The absolute worst part of being depressed, for me, is feeling that you’re alone, and that nobody else can possibly understand the pain you’re going through and never will. So I dug through my own private files and updated a piece I wrote some years ago, and I’m taking a risk and posting it.
WHAT IS DEPRESSION?
Everyone has their own answer to that question. Here’s mine:
Depression is being scared to talk about how you feel. It’s knowing that when someone asks you “how are you doing?”, they don’t really want the answer. It’s what makes you smile when you feel like screaming, and it’s a strangling cord that makes you listen to everyone else’s troubles and never talk about your own pain. It’s believing that if you try to talk to someone about your pain, they’ll tell you to “snap out of it” and “you’re just too sensitive”. It’s being told that “everyone has ups and downs” – and while that’s true, it also sounds like “don’t bore me with your crap. I’m busy.”
It’s isolating, because if you can’t talk to anyone about your problems, after a certain point, you can’t talk to anyone at all about anything at all.
It’s going to therapy and twelve-step groups; haunting online chat groups, reading endless self-help books and researching all sorts of alternative healing systems – gathering up all the tools and resources – and still being miserable sometimes for no good reason.
It’s believing that you ought be to able to handle your emotions and behavior better than this. It’s seeing all your efforts work – for a while – and then lapsing into bad habits that erode their benefits. It’s constantly telling yourself what you’re doing wrong during the low times and being nervous about feeling good during the up times.
Depression is more than this; and it’s less than this.
It’s not an overwhelming constant, every moment of every day. It’s not something you think about all the time. It’s not something that rules or ruins your life completely; but it is something to factor in, like having a broken ankle or a sprained wrist.
You can fight it. You can learn to factor in strategies for dealing with it; you can learn to figure out what triggers it and what helps it. You can learn to be active about avoiding things, people, places, and situations that make the symptoms worse, even if that pisses some people off or loses you friends.

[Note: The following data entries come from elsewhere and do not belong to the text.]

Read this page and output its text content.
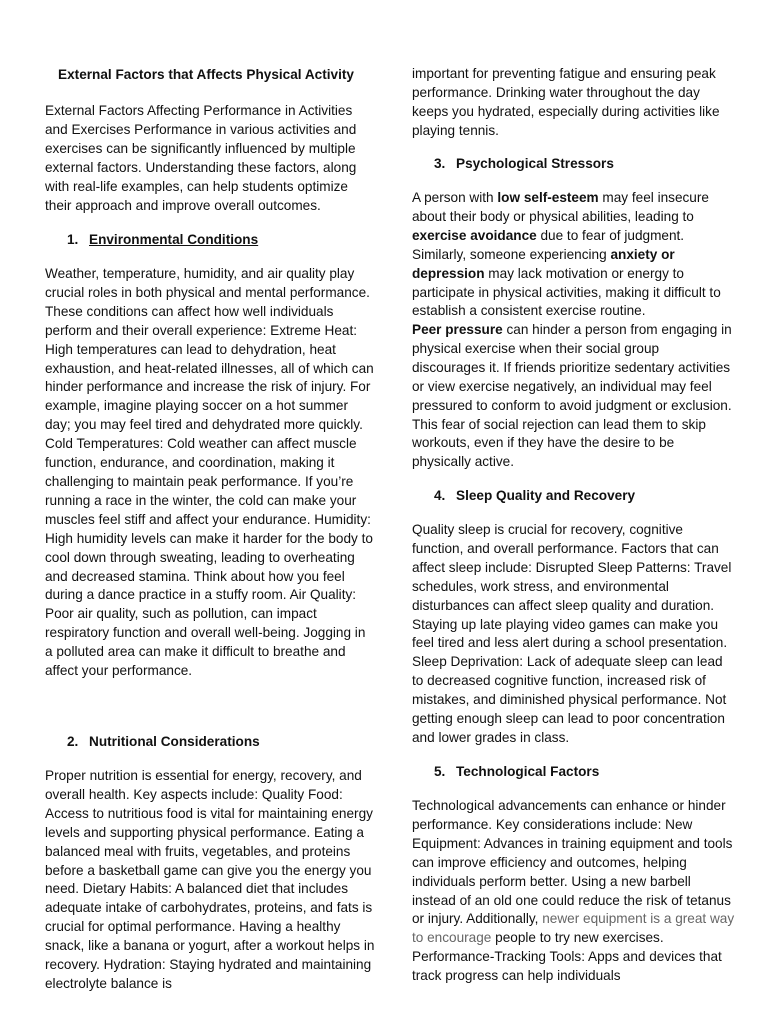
External Factors that Affects Physical Activity

External Factors Affecting Performance in Activities and Exercises Performance in various activities and exercises can be significantly influenced by multiple external factors. Understanding these factors, along with real-life examples, can help students optimize their approach and improve overall outcomes.

1. Environmental Conditions

Weather, temperature, humidity, and air quality play crucial roles in both physical and mental performance. These conditions can affect how well individuals perform and their overall experience: Extreme Heat: High temperatures can lead to dehydration, heat exhaustion, and heat-related illnesses, all of which can hinder performance and increase the risk of injury. For example, imagine playing soccer on a hot summer day; you may feel tired and dehydrated more quickly. Cold Temperatures: Cold weather can affect muscle function, endurance, and coordination, making it challenging to maintain peak performance. If you’re running a race in the winter, the cold can make your muscles feel stiff and affect your endurance. Humidity: High humidity levels can make it harder for the body to cool down through sweating, leading to overheating and decreased stamina. Think about how you feel during a dance practice in a stuffy room. Air Quality: Poor air quality, such as pollution, can impact respiratory function and overall well-being. Jogging in a polluted area can make it difficult to breathe and affect your performance.

2. Nutritional Considerations

Proper nutrition is essential for energy, recovery, and overall health. Key aspects include: Quality Food: Access to nutritious food is vital for maintaining energy levels and supporting physical performance. Eating a balanced meal with fruits, vegetables, and proteins before a basketball game can give you the energy you need. Dietary Habits: A balanced diet that includes adequate intake of carbohydrates, proteins, and fats is crucial for optimal performance. Having a healthy snack, like a banana or yogurt, after a workout helps in recovery. Hydration: Staying hydrated and maintaining electrolyte balance is

important for preventing fatigue and ensuring peak performance. Drinking water throughout the day keeps you hydrated, especially during activities like playing tennis.

3. Psychological Stressors

A person with low self-esteem may feel insecure about their body or physical abilities, leading to exercise avoidance due to fear of judgment. Similarly, someone experiencing anxiety or depression may lack motivation or energy to participate in physical activities, making it difficult to establish a consistent exercise routine.

Peer pressure can hinder a person from engaging in physical exercise when their social group discourages it. If friends prioritize sedentary activities or view exercise negatively, an individual may feel pressured to conform to avoid judgment or exclusion. This fear of social rejection can lead them to skip workouts, even if they have the desire to be physically active.

4. Sleep Quality and Recovery

Quality sleep is crucial for recovery, cognitive function, and overall performance. Factors that can affect sleep include: Disrupted Sleep Patterns: Travel schedules, work stress, and environmental disturbances can affect sleep quality and duration. Staying up late playing video games can make you feel tired and less alert during a school presentation. Sleep Deprivation: Lack of adequate sleep can lead to decreased cognitive function, increased risk of mistakes, and diminished physical performance. Not getting enough sleep can lead to poor concentration and lower grades in class.

5. Technological Factors

Technological advancements can enhance or hinder performance. Key considerations include: New Equipment: Advances in training equipment and tools can improve efficiency and outcomes, helping individuals perform better. Using a new barbell instead of an old one could reduce the risk of tetanus or injury. Additionally, newer equipment is a great way to encourage people to try new exercises. Performance-Tracking Tools: Apps and devices that track progress can help individuals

You can learn that you’re the one responsible for your own mental health. You can read and talk and study the lingo, but there comes a point when you have to pick up your ass and move it to where you want to be. Nobody’s going to do that for you. So you learn masking strategies, and convenient excuses, and ways to repair damage done during a lapse and the right apologies to soothe raw tempers; you forgive yourself as best you can for the wrong choices, and you move on. Moment by moment, hour by hour, day by day, you can move on.
Depression is like a never ending battle, a fight that requires your heart and soul and every ounce of passion you can muster each and every round. It’s even similar to a job; a full-time-with-mandatory-overtime job, one we didn’t apply for, one we can’t quit, one with really, truly crappy pay and lousy benefits. And like any job, you can work at making it worse, or you can work at making it better.
From the other side of the line now, I can tell you: it does get better. And then it gets worse, and then it gets better, and on and on . . . but the neat thing is that as long as you’re working at it, the bottom of the pit keeps going up . . . or at least, it won’t go down. Which, some days, is almost as good.
For all the people now suffering through the hellish grinder of depression, listen to me: you do have a choice. You do have the strength. Even if you don’t believe in any aspect of God, believe in yourself . . . and know that when you have doubts, I believe in you, even if we’ve never met and never will. And in return, when I fall (and I know I will, as part of the inevitable cycle) . . . you can return the favor, and believe in me.